There´s a saying that Sevillanos are so astonished the British actually want to use their bitter oranges to make marmalade, that they reckon the pith is secretly used to make gunpowder. If you have ever made the mistake of biting into one of the oranges from Seville´s tens of thousands of trees when visiting, you will understand why. They are not ´table´ oranges, designed for eating. In any case, Seville orange marmalade is considered the finest type in Britain and beyond.
1 dozen oranges
2 litres of water
2-3 kilos of sugar (to taste)
- Wash the fruit, cut in half, scoop out the pulp and set the skins aside.
- Put the pulp in a pan and add 1/3 of the water.

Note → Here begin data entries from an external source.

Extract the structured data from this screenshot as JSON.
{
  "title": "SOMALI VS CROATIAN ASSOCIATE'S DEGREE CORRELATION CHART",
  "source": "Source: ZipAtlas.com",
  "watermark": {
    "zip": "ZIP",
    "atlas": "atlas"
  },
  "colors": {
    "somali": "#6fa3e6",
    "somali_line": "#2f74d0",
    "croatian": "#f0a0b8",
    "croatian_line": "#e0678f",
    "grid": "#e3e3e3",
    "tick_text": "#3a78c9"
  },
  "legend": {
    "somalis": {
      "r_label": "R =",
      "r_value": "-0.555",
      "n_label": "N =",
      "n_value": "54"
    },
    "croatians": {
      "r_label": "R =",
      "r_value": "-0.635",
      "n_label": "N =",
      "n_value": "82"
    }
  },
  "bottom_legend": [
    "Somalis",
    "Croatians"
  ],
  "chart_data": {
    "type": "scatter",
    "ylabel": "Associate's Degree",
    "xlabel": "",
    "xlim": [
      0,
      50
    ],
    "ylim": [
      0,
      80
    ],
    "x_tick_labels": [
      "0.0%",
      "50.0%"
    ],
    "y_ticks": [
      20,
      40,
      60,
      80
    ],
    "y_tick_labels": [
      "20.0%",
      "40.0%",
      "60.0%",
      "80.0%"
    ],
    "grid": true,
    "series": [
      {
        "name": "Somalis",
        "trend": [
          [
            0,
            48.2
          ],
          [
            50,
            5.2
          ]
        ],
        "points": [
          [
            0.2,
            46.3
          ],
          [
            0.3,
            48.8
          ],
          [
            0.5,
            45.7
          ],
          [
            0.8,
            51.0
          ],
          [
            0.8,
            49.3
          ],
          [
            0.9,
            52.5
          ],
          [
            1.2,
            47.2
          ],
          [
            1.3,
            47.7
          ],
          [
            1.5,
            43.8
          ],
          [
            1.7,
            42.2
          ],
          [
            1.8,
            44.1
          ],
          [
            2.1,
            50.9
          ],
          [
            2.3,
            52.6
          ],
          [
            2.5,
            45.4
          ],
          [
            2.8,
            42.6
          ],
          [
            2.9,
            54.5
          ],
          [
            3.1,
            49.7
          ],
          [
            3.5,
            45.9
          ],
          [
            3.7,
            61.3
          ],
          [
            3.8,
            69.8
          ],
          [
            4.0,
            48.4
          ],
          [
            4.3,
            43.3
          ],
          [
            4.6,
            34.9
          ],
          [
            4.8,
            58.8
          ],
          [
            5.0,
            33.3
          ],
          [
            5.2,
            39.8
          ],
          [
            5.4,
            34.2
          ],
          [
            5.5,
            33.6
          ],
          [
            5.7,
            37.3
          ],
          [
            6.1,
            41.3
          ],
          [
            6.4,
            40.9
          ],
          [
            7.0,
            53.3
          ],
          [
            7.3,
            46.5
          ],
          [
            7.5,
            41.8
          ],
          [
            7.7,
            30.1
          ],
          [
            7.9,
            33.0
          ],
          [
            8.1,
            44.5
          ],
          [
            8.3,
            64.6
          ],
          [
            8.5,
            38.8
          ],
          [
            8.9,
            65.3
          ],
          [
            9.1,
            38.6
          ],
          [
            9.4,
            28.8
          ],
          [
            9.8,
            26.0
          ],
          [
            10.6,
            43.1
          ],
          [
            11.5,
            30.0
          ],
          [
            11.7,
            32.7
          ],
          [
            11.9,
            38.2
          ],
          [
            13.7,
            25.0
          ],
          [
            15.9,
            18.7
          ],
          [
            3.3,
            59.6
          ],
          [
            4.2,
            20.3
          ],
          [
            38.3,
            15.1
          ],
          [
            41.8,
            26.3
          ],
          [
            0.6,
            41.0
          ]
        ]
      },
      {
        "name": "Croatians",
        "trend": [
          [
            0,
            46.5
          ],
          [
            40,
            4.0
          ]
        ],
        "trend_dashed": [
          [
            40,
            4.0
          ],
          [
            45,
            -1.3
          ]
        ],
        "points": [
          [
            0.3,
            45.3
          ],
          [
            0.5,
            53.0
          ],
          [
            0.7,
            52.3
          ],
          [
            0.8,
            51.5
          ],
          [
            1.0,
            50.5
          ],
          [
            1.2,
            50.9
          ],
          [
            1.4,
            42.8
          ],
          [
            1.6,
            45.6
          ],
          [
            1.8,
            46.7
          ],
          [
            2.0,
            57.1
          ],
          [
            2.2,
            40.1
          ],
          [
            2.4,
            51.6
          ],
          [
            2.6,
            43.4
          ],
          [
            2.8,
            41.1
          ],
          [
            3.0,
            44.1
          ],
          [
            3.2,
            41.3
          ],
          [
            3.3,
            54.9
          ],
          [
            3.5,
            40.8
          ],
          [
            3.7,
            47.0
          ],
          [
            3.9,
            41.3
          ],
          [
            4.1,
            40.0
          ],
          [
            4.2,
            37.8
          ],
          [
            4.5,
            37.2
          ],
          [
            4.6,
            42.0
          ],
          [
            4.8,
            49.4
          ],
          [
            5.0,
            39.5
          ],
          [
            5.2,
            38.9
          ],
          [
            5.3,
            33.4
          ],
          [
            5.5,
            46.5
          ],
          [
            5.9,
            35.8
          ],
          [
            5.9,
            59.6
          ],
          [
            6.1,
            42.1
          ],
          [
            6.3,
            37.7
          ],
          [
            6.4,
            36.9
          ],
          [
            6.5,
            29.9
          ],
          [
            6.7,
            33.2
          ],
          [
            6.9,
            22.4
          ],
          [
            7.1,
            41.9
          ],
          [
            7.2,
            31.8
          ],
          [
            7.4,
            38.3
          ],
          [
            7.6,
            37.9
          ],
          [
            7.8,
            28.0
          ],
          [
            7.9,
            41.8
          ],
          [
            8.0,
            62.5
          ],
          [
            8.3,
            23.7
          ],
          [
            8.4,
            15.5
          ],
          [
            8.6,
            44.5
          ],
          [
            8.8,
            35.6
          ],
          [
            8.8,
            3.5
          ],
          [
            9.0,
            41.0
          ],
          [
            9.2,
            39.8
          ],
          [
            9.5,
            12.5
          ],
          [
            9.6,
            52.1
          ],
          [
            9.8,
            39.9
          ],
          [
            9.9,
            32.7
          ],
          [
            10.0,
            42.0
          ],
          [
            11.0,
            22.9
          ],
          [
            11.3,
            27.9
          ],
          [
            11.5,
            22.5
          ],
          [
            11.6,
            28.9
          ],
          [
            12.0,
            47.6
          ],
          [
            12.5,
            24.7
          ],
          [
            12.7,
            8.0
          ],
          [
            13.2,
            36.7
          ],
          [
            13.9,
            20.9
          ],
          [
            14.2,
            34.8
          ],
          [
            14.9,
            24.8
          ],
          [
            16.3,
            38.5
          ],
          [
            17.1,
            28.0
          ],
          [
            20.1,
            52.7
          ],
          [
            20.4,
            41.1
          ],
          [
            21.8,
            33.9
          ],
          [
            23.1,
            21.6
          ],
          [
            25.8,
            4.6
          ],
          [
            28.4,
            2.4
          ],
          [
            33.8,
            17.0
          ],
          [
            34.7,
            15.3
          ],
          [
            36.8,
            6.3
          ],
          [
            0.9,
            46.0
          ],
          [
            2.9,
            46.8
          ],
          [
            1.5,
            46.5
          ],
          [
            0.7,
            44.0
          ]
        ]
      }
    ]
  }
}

- Finely slice the skins, put in another pot and add the remaining water.
- Boil both pots for one hour then cool.
- Stretch cheesecloth over the pot with the boiled pulp and drain for 2 to 3 hours.
- Remove the cheesecloth, discard the pulp and let the remains stand overnight.
- Next day, combine the two mixtures, boil and add the sugar.
- Stir constantly and add a dash of salt, if you like.
- Wash the jars in hot, soapy water, rinse and then sterilise in the oven at 140C for half an hour before filling.
- Cook the mixture until it is thick enough, ladle into the sterilised jars and seal immediately.